Sonuçta, eski bir medeniyetin kalıntılarıydı. Sadece böyle bir yerde bol miktarda nadir metal olmakla kalmadı, aynı zamanda ay kolonisinde kullanılan aynı özel alaşımı da içeriyordu. Ancak, şu anda asteroit alanından kaynakları getirebilen tek kişi oydu.
Diğer seçenekleri bilinmeyen yeraltı bölgesinde nadir metal yatakları aramaktı. Neyse ki, vaan daha önceki süpürmesi sırasında birkaç nadir metal birikintisi buldu. vaan, “Bu duvarın sadece yedi kilometre arkasında büyük bir nadir metal cevher deposu var. Bunun yolu temizlemenize yardımcı olacağım, ancak kaynağı temin etmek için bir ekip organize etmek size kalmış.”

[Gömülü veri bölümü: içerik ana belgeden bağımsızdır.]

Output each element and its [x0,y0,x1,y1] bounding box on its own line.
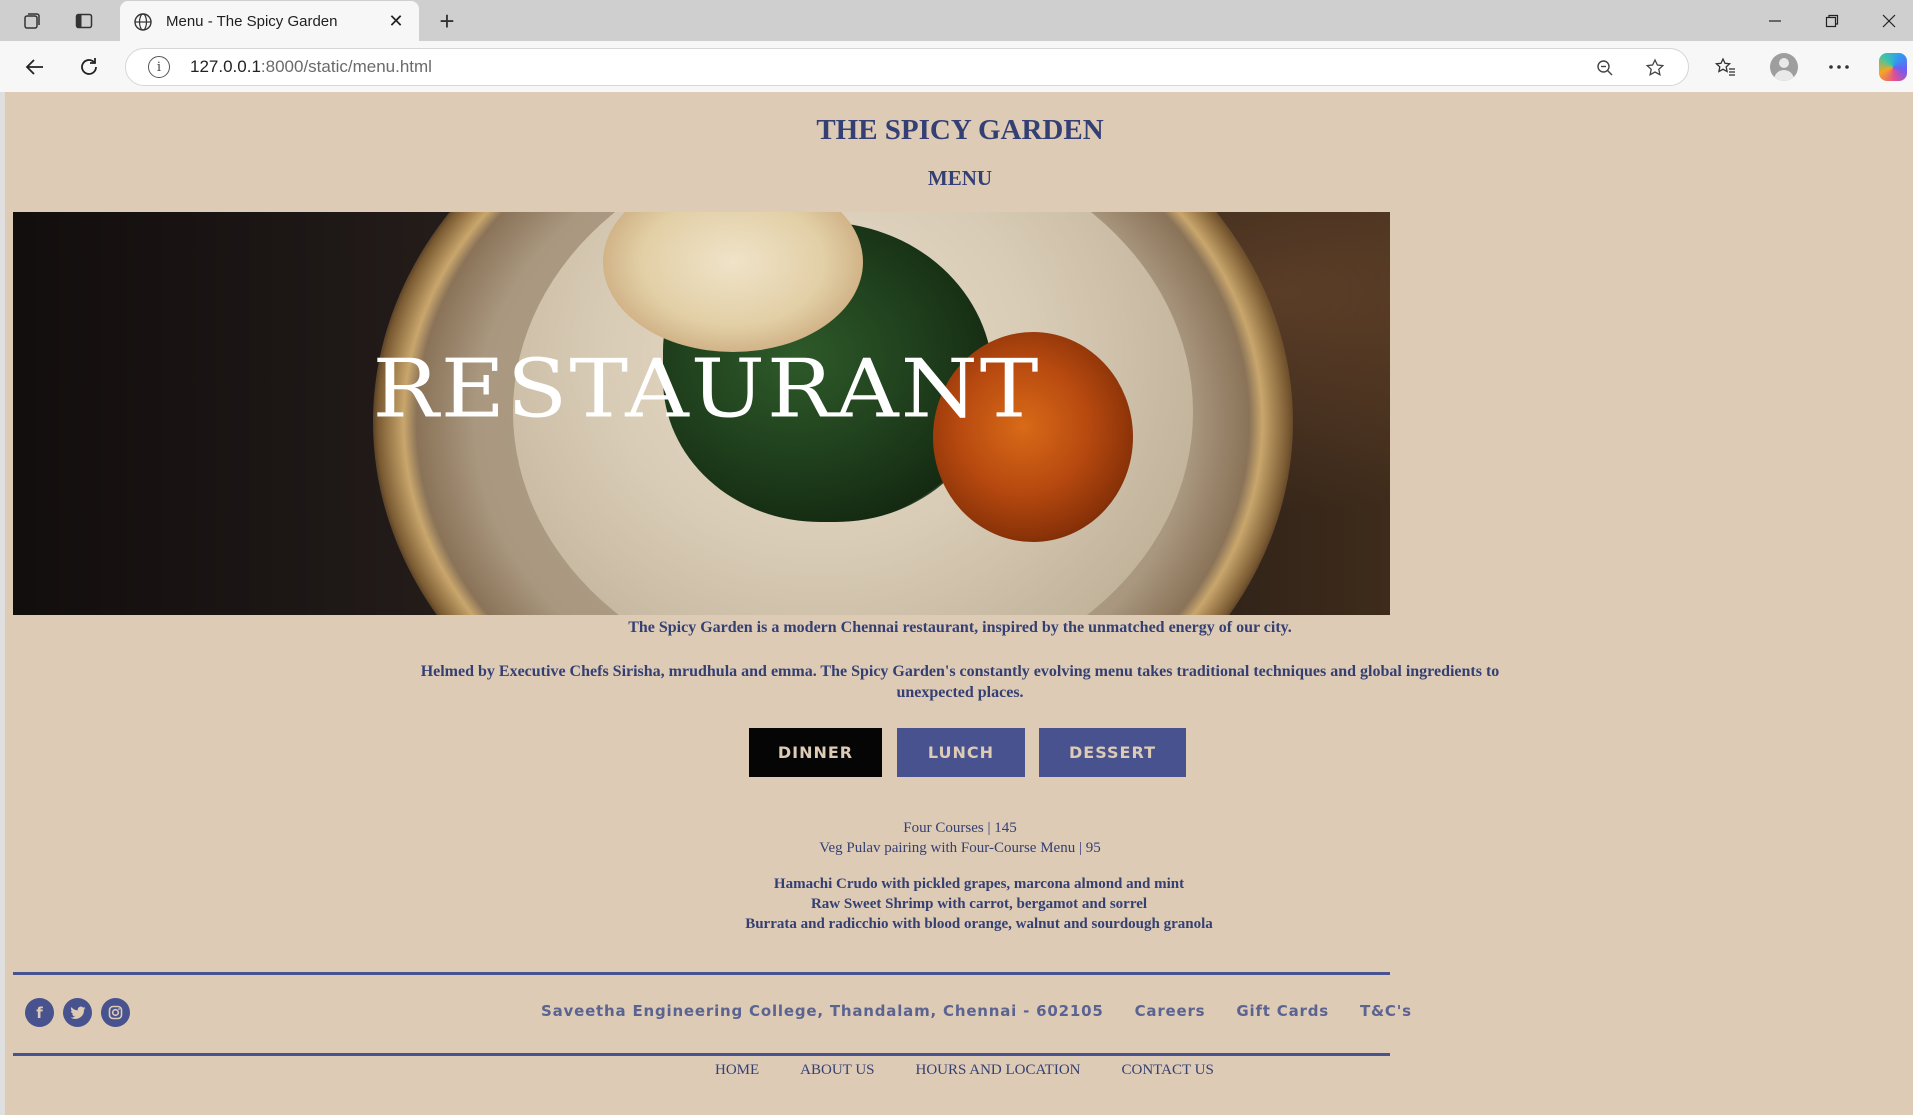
careers-link[interactable]: Careers [1135,1002,1206,1020]
favorite-star-icon[interactable] [1640,57,1670,79]
more-options-icon[interactable] [1822,51,1856,83]
terms-link[interactable]: T&C's [1360,1002,1412,1020]
url-host: 127.0.0.1 [190,57,261,76]
bottom-nav: HOME ABOUT US HOURS AND LOCATION CONTACT… [715,1062,1255,1079]
gift-cards-link[interactable]: Gift Cards [1236,1002,1329,1020]
nav-hours-link[interactable]: HOURS AND LOCATION [916,1062,1081,1079]
footer-divider-bottom [13,1053,1390,1056]
tagline: The Spicy Garden is a modern Chennai res… [628,619,1292,636]
active-tab[interactable]: Menu - The Spicy Garden ✕ [120,1,419,42]
dessert-button[interactable]: DESSERT [1039,728,1186,777]
footer-divider-top [13,972,1390,975]
workspaces-icon[interactable] [17,8,47,34]
course-line: Four Courses | 145 [903,820,1017,836]
course-line: Veg Pulav pairing with Four-Course Menu … [819,840,1101,856]
url-path: :8000/static/menu.html [260,57,432,76]
site-title: THE SPICY GARDEN [816,114,1104,146]
zoom-out-icon[interactable] [1590,57,1620,79]
favorites-icon[interactable] [1708,51,1742,83]
close-tab-icon[interactable]: ✕ [381,11,411,32]
nav-home-link[interactable]: HOME [715,1062,759,1079]
dinner-button[interactable]: DINNER [749,728,882,777]
lunch-button[interactable]: LUNCH [897,728,1025,777]
page-subtitle: MENU [927,166,993,190]
instagram-icon[interactable] [101,998,130,1027]
minimize-icon[interactable] [1752,6,1798,36]
nav-about-link[interactable]: ABOUT US [800,1062,874,1079]
new-tab-button[interactable]: + [432,6,462,36]
dish-item: Burrata and radicchio with blood orange,… [745,916,1213,932]
browser-tab-bar: Menu - The Spicy Garden ✕ + [0,0,1913,42]
close-window-icon[interactable] [1866,6,1912,36]
address-bar-row: i 127.0.0.1:8000/static/menu.html [0,41,1913,92]
site-info-icon[interactable]: i [148,56,170,78]
restore-icon[interactable] [1809,6,1855,36]
avatar-head [1779,58,1789,68]
dish-item: Raw Sweet Shrimp with carrot, bergamot a… [810,896,1148,912]
page-viewport: THE SPICY GARDEN MENU RESTAURANT The Spi… [5,92,1913,1115]
avatar-body [1774,70,1794,81]
copilot-icon[interactable] [1879,53,1907,81]
profile-avatar[interactable] [1770,53,1798,81]
dish-item: Hamachi Crudo with pickled grapes, marco… [773,876,1185,892]
course-pricing: Four Courses | 145 Veg Pulav pairing wit… [5,818,1913,858]
hero-title: RESTAURANT [372,341,1041,436]
footer-address: Saveetha Engineering College, Thandalam,… [541,1002,1104,1020]
url-text[interactable]: 127.0.0.1:8000/static/menu.html [190,57,1688,77]
hero-banner-image: RESTAURANT [13,212,1390,615]
vertical-tabs-icon[interactable] [69,8,99,34]
footer-links: Saveetha Engineering College, Thandalam,… [541,1002,1443,1020]
twitter-icon[interactable] [63,998,92,1027]
about-text: Helmed by Executive Chefs Sirisha, mrudh… [420,663,1500,701]
globe-icon [132,11,154,33]
nav-contact-link[interactable]: CONTACT US [1122,1062,1214,1079]
tab-title: Menu - The Spicy Garden [166,13,338,30]
facebook-icon[interactable]: f [25,998,54,1027]
dish-list: Hamachi Crudo with pickled grapes, marco… [5,874,1913,934]
refresh-icon[interactable] [72,51,106,83]
address-bar[interactable]: i 127.0.0.1:8000/static/menu.html [125,48,1689,86]
back-icon[interactable] [18,51,52,83]
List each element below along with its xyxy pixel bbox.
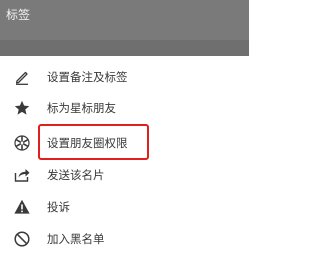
menu-item-set-remark-and-tags[interactable]: 设置备注及标签 [0,62,249,92]
star-icon [13,99,31,117]
warning-icon [13,198,31,216]
block-icon [13,230,31,248]
menu-item-label: 发送该名片 [47,168,105,182]
menu-item-star-friend[interactable]: 标为星标朋友 [0,93,249,123]
menu-item-report[interactable]: 投诉 [0,192,249,222]
menu-item-label: 标为星标朋友 [47,101,116,115]
menu-item-add-to-blacklist[interactable]: 加入黑名单 [0,224,249,254]
header-title: 标签 [6,8,31,22]
dimmed-header: 标签 [0,0,249,56]
pencil-icon [13,68,31,86]
menu-item-label: 设置备注及标签 [47,70,128,84]
menu-item-label: 投诉 [47,200,70,214]
header-divider [0,40,249,56]
menu-item-label: 加入黑名单 [47,232,105,246]
highlight-annotation-box [38,124,149,160]
share-icon [13,166,31,184]
menu-item-send-card[interactable]: 发送该名片 [0,160,249,190]
moments-aperture-icon [13,134,31,152]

Kısa bir süre sonra elini toprak duvarına yerleştirdi ve içine mekansal güç enjekte etti.
Shing- !!
Bu anda, toprağlı duvarda sayısız koyu ışık ipliği, uçan metal teller gibi yanıp söndü, gizli nadir metal birikintisine doğru koşarken yollarındaki her şeyi kolayca dilimledi.
Sadece anlar içinde, toprak duvarın büyük katmanları, tuğlalar gibi kayaların döşenmelerini ince kesecek şekilde anında indirgenmiştir.
Kısa bir süre sonra, hepsi altında büyük bir mekansal portala battılar ve vaan'ın cennetin yıpranma alanına kayboldu ve yedi kilometre boyunca uzanan açık bir alanın geride kaldı. Kaldrean, vaan'ın üç yetişkin ejderhanın sıkışık hissetmeden yan yana girmesi için yeterince geniş olan nadir metal birikintisine giden yolu temizlediği rahat bir şekilde tanık oldu.
Feat'in kendisi aşkın sıralı kırmızı bir ejderha için dikkate değer bir şey değildi, ancak gündelik yürütme, gücün yetenekli kontrolü bir sanat eseri gibiydi; ilham vericiydi
gözlemlemek.
“Git madencilik ekibini şimdi organize et,” diye sordu vaan, “Size daha sonra bölgedeki diğer nadir metal yatakları için bir yer listesi vereceğim.”
“Evet, Yüce Lider!” Kaldrean çok cevapladı.
Kaldrean'ın yeni ay kolonisindeki ejderha grubundan madencileri işe almak için ayrıldıktan sonra vaan
soruşturmasına devam etmek için yeni yola girdi.
Daha yumuşak toprak alanını incelerse bir şeyler öğrenebilir.